Bir zamanların ünlü pop müzik sanatçısı Cat Stevens, 1977 yılında Müslüman oldu. Müslüman olduktan sonra adını Yusuf İslam olarak değiştiren sanatçı ilk açıklamasında şunları söyledi:
“Kur'an-ı Kerim yıllardır aramakta olduğum evrensel cevapları içeriyordu. 1977'de İslam'ı kucakladım.”
Yeni adıyla Yusuf İslam, Müslüman ülkelerinde yaşanan din dışılıklara, bazı Müslüman grupların Allah adına uyguladıkları insanlık dışı şiddet ve teröre tanık olduktan sonra 2010 yılında yaptığı, gazetelere yansıyan açıklamasında , şöyle diyordu:
“Kuran’ı okuyup anlamadan önce, Müslümanları tanısaydım, İslam’la buluşamazdım. Allah'a şükürler olsun İslam’ı kaynağı Kur’an’dan öğrenmişim”
Bu açıklamaların ışığında, Paris’de ve daha önce başka yerlerde yaşanan din eksenli kanlı terör olaylarını irdelediğimizde, sorunun İslam’la ilişkili olmadığını; kimlik siyasetine olanak tanıyan zorlama yorumların, uydurulmuş hadislerin etkisi altında siyasallaşmış Müslümanlarla ilişkili olduğunu söyleyebiliriz diye düşünüyorum.
Şiddet ve terör hangi nedenle ve kim tarafından yapılırsa yapılsın, kabul edilemez bir olgu.
Dünya da İslamofobik bir etki yaratan, Allah adı kullanılarak gerçekleştirilen, ifade özgürlüğünü, insanı ve yaşam hakkını hedef alan kanlı terör olayların beslendiği, Kur’an dışı kaynağın kurutulması, siyaset dışı Müslüman din alimlerinin işi..
Diğer tarafta; farklılıkları ötekileştiren, hainlikle suçlayıp, kafirlikle düşmanlaştıran, bununla kalmayıp şiddeti ve terörü meşrulaştırarak katliamlara neden olan kimlik temelli siyaseti, siyasi yaşamımızdan silmemiz gerekmiyor mu?
Ülkemizde siyasetin kimlikler üzerinden değil; çoğulcu, katılımcı, özgürlükçü ve eşitlikçi çağdaş demokratik değerler üzerinden yürütülmesi, şiddeti ve terörü besleyen kimlik siyasetinin panzehiri olamaz mı?
Laikliği seküler anlamda içinde barındıran çoğulculuğun, toplumsal bilince dönüştürülerek; bu bilincin günlük yaşamın içine sokulmasında sanatçılarımıza da görev düşmüyor mu?
1977 yılında bıraktığı müziğe 2006 yılında dönüşünün sebebini “İslamofobi”olarak açıklayan Yusuf İslam, o gün şunları söylüyor:
“Artan İslamofobik tepkiler nedeniyle, Doğu ve Batı kültürleri arasında olumlu etkileşimin artmasına ihtiyaç var.

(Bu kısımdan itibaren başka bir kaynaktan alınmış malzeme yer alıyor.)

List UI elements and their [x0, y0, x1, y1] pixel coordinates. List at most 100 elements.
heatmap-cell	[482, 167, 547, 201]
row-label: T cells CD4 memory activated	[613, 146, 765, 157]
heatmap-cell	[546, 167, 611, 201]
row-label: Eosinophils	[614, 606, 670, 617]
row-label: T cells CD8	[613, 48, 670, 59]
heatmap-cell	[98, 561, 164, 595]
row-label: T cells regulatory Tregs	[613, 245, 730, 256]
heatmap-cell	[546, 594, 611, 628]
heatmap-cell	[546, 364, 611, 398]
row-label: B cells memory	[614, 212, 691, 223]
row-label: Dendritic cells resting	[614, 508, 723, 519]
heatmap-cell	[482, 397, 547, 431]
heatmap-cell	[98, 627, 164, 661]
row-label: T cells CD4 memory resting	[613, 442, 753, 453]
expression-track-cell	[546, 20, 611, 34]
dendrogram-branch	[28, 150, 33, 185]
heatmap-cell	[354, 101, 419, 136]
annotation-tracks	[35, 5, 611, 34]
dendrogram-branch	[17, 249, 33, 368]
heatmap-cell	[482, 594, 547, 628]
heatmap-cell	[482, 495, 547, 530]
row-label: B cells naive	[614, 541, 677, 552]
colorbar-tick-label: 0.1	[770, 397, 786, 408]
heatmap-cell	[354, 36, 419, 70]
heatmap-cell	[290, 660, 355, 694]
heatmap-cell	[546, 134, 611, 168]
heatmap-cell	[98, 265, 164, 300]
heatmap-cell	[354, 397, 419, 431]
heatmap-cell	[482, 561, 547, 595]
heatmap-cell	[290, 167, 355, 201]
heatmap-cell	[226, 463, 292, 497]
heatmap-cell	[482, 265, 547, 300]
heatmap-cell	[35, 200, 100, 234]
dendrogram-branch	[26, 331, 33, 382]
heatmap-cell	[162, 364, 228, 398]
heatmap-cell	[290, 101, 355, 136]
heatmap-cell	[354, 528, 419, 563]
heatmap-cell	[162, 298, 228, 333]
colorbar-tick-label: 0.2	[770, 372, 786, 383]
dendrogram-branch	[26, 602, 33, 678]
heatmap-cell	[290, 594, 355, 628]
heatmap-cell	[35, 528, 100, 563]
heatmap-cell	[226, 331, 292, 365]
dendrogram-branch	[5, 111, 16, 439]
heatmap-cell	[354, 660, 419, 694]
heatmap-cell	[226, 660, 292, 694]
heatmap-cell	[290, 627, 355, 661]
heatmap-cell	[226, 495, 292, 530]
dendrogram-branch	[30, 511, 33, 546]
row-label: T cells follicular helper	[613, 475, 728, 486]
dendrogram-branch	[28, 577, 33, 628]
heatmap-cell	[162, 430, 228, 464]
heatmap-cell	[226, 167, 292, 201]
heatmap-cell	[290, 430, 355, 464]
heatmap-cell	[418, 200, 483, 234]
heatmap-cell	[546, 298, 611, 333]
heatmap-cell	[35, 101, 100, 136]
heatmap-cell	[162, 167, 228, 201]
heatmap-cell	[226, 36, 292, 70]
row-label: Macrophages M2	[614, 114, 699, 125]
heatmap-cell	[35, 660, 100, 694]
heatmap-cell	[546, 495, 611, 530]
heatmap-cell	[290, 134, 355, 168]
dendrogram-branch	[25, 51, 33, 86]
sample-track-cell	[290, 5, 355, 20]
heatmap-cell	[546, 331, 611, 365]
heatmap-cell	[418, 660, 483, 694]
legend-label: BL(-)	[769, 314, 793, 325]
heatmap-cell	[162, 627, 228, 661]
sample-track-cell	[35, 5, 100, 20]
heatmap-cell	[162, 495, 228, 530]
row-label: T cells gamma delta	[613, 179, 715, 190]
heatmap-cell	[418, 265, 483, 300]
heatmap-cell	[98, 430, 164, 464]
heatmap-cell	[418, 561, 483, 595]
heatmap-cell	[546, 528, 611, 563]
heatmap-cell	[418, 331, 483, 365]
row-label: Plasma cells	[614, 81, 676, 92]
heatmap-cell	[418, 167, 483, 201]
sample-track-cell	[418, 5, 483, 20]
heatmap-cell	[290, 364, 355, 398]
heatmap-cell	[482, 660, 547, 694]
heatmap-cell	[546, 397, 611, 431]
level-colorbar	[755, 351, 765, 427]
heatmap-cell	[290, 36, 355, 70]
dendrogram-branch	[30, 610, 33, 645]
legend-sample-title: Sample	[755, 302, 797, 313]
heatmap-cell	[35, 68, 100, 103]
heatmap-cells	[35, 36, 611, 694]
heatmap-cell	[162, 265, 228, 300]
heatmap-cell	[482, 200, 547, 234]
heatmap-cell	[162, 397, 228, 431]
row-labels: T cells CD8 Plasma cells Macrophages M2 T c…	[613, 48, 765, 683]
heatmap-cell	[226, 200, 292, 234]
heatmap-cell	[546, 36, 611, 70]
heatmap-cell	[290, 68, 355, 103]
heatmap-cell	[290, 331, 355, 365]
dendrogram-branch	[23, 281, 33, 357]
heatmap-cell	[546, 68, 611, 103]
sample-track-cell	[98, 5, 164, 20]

Müzik bu anlamda işe yarar. Müziğimle, Batı'nın Müslümanları, Müslümanların da Batı'yı anlayabileceği bir iklim yaratmaya çalışıyorum.”(Kaynak; gazeteler ve internet)
Yusuf İslam’ın da ifade ettiği gibi insanları ve halkların bir birlerini anlamaya ihtiyaçları var. Bu ihtiyacı doğuran İslamofobinin engellenmesi için insanlar ve toplumlar arası farklılıkların çatışmasından kaynaklanan gerilimlerin ve zorluklarının aşılması bir zorunluk değil mi?
Bunun için Kur’an’daki İslam’ı Müslümanlara rehber kılacak kimlik siyaseti yapmayan din alimlerine, bütün insanları ayrım yapmadan kucaklayacak politikacılara, insanları düşünmelerini sağlayacak ve onları bilgilendirecek aydınlara/bilim insanlarına ve insan sevgisini yüreklerimize işleyecek, ruh dünyamızı zenginleştirecek sanatçılara büyük sorumluluklar düşüyor diye düşünüyorum.
13. ve 14 yüzyılda, Ahmet Yesevi, Ahi Evren, Hacı Bektaş Veli, Yunus Emre, Şeyh Bedreddin, Pir Sultan Abdal, Mevlana gibi bilge insanlarımızla bu Anadolu’da başarılmış, bugün neden olmasın!?
Kelime i tevhit'i din alanının dışına, sokağa çıkartıp, siyasallaştırıp hilafet ve şeriatı bayrağı yaparak değil!